Обессилено, с каким-то стонущим звуком, Алексей Иванович упал на кряжи, ткнулся лицом в шершавую, влажную кору, чувствуя, как обжигают глаза слёзы благодарности тому, кто когда-то оказался здесь, дал ему надежду на спасение.

Четыре брёвнышка высвободил он из пластов сена, откатил ближе к воде, уложил рядком. Усталый, измазанный но уже веруя в возможность своего спасения, взобрался на кряж, ещё оставшийся в остожине и показалось ему, что когда-то он уже был здесь. Вот, так же, сидел у костра, на таком же кряжике, и копна сена была вот здесь, рядом с остожиной. «Дада, - возбуждённый узнаванием, оглядывался Алексей Иванович. – И эти вот подросшие берёзки. Тогда они казались кустарником. Половодье изменило место, но был я здесь, ночевал на этом острове! Было это в ту, далёкую осень. И была та вдовая женщина - сенокосица с мальчиком и девчушечкой. И была ночь Кентавра, и Женщина…

Не в расплату ли то, что случилось теперь? Не сам ли дьявол расхохотался над моим отступничеством?! И вот теперь та ночь отчаяния дарует надежду? В жизни всё неразделимо: слабость и сила, падение и взлёт, слава и позор, гибель и спасение, как неразделимы в вечном своём противостоянии Добро и Зло…»...

С неистовостью человека, возрождающего себя к жизни, сооружал Алексей Иванович спасительный плот. Охотничьим ножом, оставшимся в ножнах на поясе, он до изнеможения надрезал, ломал в поросли тонкие берёзы. Располосовал на ленты болтавшиеся без надобности штанины, отпорол все ремни с бесполезных теперь протезов. Уже не торопясь, с тревогой поглядывая на перевалившее к закату солнце, кряхтя, чертыхаясь, охая, стягивал сплетёнными в жгуты ветвями, ремнями, полосами от штанин кряжи и слеги в единый плот.

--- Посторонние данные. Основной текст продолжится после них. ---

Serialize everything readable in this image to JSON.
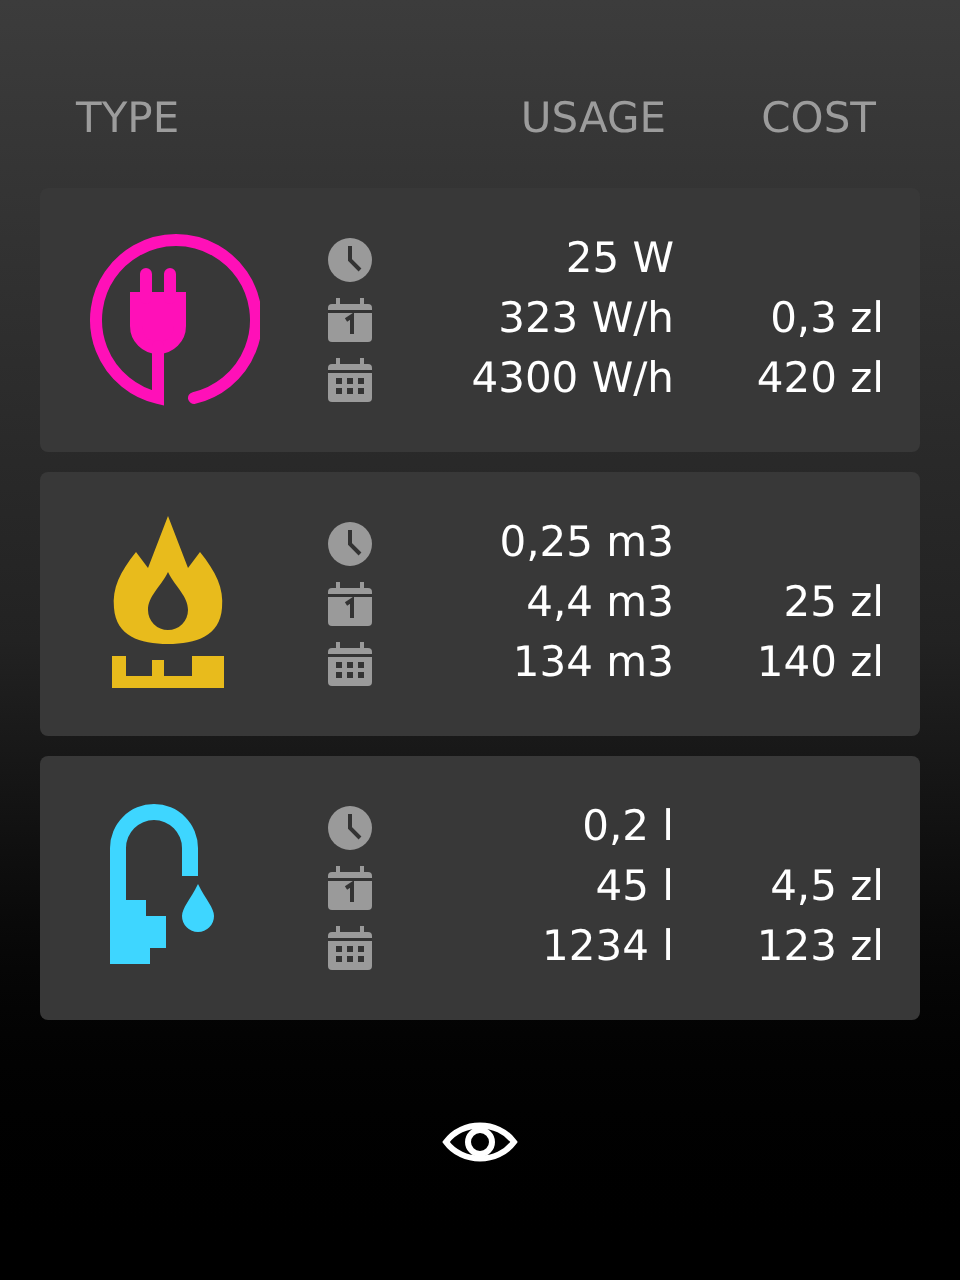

Вода, посверкивая на солнце, змейками вползала на остров, сочилась между сухими прошлогодними травами. Когда вторым слоем он наложил на кряжи пережжённую острожину и подпоры, всё завалил просохшим за день сеном, плот почти уже был поднят подступившей водой. Оставалось лишь перебраться на спасительное пристанище.

3

Алексей Иванович, наконец-то, вполз на плот, и силы оставили его. Уткнувшись потным измазанным лицом в сено, не в состоянии превозмочь тяжесть даже собственной руки, он лежал какое-то время в совершенной неподвижности. Но он был жив. И таинства продолжающейся в нём жизни заставляли сердце и клеточки измученного тела усиленно работать, восстанавливали, накапливали, казалось бы, до предела израсходованные силы. До помрачнения в глазах перетерпливая боль, приподнялся, сел. Он понимал, что сделал только первый, малый шаг к возможному своему спасению. И когда мысленно представил, что уготовано ему ещё преодолеть, содрогнулся от огромности того, что предстояло, и ничтожности того, что было при нём.

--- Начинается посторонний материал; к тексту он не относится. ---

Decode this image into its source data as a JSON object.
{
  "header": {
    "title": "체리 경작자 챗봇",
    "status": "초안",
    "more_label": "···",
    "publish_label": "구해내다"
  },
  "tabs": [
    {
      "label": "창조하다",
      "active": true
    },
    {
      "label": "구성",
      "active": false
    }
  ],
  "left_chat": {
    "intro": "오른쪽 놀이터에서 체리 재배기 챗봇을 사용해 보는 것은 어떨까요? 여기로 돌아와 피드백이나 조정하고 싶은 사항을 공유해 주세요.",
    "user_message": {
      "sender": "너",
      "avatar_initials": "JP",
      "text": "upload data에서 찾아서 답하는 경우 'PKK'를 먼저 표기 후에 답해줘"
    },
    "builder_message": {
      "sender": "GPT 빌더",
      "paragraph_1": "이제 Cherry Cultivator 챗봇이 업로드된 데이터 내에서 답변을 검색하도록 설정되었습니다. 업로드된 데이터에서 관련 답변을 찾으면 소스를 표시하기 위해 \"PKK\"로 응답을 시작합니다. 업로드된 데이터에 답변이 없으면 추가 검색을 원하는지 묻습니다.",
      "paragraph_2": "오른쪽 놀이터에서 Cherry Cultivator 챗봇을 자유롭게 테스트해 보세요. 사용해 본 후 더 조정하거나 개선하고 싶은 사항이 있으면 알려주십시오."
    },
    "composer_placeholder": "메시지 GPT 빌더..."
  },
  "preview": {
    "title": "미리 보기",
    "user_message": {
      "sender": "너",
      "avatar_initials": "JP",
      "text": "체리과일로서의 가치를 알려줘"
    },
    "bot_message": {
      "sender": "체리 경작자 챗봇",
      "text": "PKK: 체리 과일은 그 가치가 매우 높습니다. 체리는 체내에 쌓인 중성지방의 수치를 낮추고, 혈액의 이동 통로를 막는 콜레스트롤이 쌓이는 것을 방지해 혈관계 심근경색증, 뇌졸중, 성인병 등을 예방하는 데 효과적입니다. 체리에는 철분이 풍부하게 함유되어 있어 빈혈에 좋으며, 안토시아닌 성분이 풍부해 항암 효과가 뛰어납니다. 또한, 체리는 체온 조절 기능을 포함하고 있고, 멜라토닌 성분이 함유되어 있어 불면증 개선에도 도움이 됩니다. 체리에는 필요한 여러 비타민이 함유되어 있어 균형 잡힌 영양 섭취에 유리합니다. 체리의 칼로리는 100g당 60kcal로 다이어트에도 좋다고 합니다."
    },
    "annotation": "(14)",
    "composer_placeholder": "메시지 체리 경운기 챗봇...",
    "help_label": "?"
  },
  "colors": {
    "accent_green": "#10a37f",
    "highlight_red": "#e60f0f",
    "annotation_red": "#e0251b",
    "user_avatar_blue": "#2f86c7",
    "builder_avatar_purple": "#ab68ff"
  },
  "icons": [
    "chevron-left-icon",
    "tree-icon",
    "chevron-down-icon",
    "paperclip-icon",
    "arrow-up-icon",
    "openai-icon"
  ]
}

Навалившись болью протестующим телом на шест из срезанной тонкой берёзы, он с тяжким стоном сдвинул плот на воду.

Путь, который предстояло одолеть, Алексей Иванович представлял зримо. Как ни широко разлилась по низинам, полям и лесам талая вода, потоки её так или иначе все сливались в речное русло. На лодке, от реки до острова, они отъехали по разливу не более, чем на километр. Километр этот он должен был преодолеть своей силой, потом уже течение подхватит и понесёт. Вниз по течению, надо проплыть километров пятнадцать, до стрелки, где русло раздваивается. Попасть надо обязательно в левое русло. Там, на выходе в открытые полои, на высоких островах, остались дома, когда-то переселённой оттуда при образовании Волжского моря, деревни. Там, рядом с полуразрушенной церковью и устоявшей во времени колокольней, оборудована маленькая, в один дом, рыбацкая база. Если до церкви он доберётся, он спасён.

Окутав зябнувшие остатки ног сеном, перекидывая трудно дающимися усилиями шест с одной стороны на другую, Алексей Иванович проталкивал неуклюжий плот по затопленной мелиоративной канаве. Вчера на лодке в такое же предвечернее время они проскочили путь от русла до острова за три минуты. Теперь, чтобы добраться до реки, нужны были часы.

Плот, царапаясь о подтопленный ивняк, медленно продвигался по канаве. Впереди, среди воды, замаячил невесть кем поставленный столбик. Алексей Иванович вскоре разглядел, что на последней, не затопленной кочке, стоял на задних лапах ещё не вылинявший белый зайчишка. Что-то общее было в беде человека и в судьбе близкой к погибели одинокой зверушки.

Как ни трудно давался каждый упор шестом, Алексей Иванович в жалости к бедолаге всё-таки подогнал плот. Зайчишка, вздрагивая ушами, испуганно топчась на кочке, в конце-концов внял устало-ласковому голосу: впрыгнул в передний конец плота, вжался во впадину, накрыл спину длинными ушами и затих, кося большими выпуклыми глазами на человека.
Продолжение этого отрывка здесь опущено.